While it may seem like anger could spur employees to quit, new research revealed that, in some cases, it actually does the opposite.
According to a study recently published in the Academy of Management Journal, when employees who identify well with their employer face job issues, it often decreases their intention to leave: They are more motivated to stick around and improve their situation, rather than storming out in a fury.
However, when employees' identity with their company is low, they are more likely to quit when job situations anger them, the study found.
The researchers discovered that employees who identify well with their organization tend to blame themselves, rather than their employer, for anger over job issues, because their employer is part of what defines them. Thus, these employees are less likely to respond to these feelings of anger by disengaging, the study found. [See Related Story: Your Best Employee Just Quit ... Now What?]
Jochen Menges, a lecturer at the University of Cambridge's Judge Business School in the United Kingdom and a professor at WHU – Otto Beisheim School of Management in Germany, said the study shows that it is ill-advised for employers to broadly characterize specific emotions as beneficial or detrimental to their company.

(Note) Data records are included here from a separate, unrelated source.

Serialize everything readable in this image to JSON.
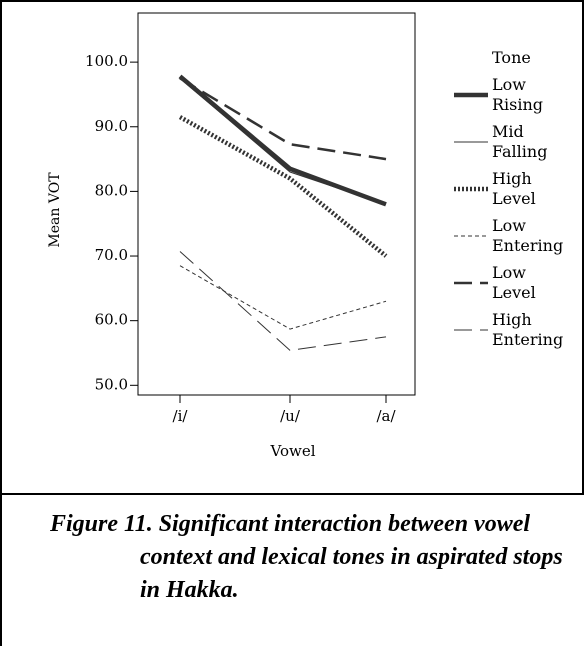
{
  "chart_data": {
    "type": "line",
    "categories": [
      "/i/",
      "/u/",
      "/a/"
    ],
    "x_label": "Vowel",
    "y_label": "Mean VOT",
    "legend_title": "Tone",
    "ylim": [
      48.5,
      107.6
    ],
    "yticks": [
      {
        "value": 50,
        "label": "50.0"
      },
      {
        "value": 60,
        "label": "60.0"
      },
      {
        "value": 70,
        "label": "70.0"
      },
      {
        "value": 80,
        "label": "80.0"
      },
      {
        "value": 90,
        "label": "90.0"
      },
      {
        "value": 100,
        "label": "100.0"
      }
    ],
    "series": [
      {
        "name": "Low Rising",
        "color": "#333333",
        "values": [
          97.8,
          83.5,
          78.0
        ]
      },
      {
        "name": "Mid Falling",
        "color": "#333333",
        "values": [
          97.5,
          83.0,
          78.0
        ]
      },
      {
        "name": "High Level",
        "color": "#333333",
        "values": [
          91.5,
          82.0,
          70.0
        ]
      },
      {
        "name": "Low Entering",
        "color": "#333333",
        "values": [
          68.5,
          58.7,
          63.0
        ]
      },
      {
        "name": "Low Level",
        "color": "#333333",
        "values": [
          97.5,
          87.3,
          85.0
        ]
      },
      {
        "name": "High Entering",
        "color": "#333333",
        "values": [
          70.7,
          55.4,
          57.5
        ]
      }
    ]
  },
  "caption": "Figure 11. Significant interaction between vowel context and lexical tones in aspirated stops in Hakka."
}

"The study suggests that company policies that are designed to promote positive emotions or minimize negative emotions may, in fact, not have the intended effect," Menges said in a statement. "So rather than seeking to suppress certain workplace emotions, companies should instead adopt practices that seek to encourage greater organizational identification."
For the study, researchers examined 135 employees in the United States and Europe who worked for a large company in the pilot training and certification business. Over a one-year period, the employees were surveyed about their intentions to leave or remain with the company, and about general organization issues, such as schedule and pay. In addition, the researchers asked the employees about specific matters related to the job, such as events that made them feel good or disrespected at their job, as well as instances that made them feel close to their co-workers.
Six months after their final survey, the researchers analyzed actual staff turnover. They found a significant correlation between the number of employees intending to leave the company and the actual staff turnover.
In addition to anger, the research looked at feelings of guilt and pride. Similar to what they discovered with anger, the study's authors found negatives with positive emotions and positives with negative emotions in some employees. For example, although pride usually encourages employees to remain at a company, for workers lacking work-related identifications, a feeling of pride made them more likely to consider quitting.
The study was co-authored by Samantha Conroy, an assistant professor at Colorado State University, and William Becker, an assistant professor at Texas Christian University.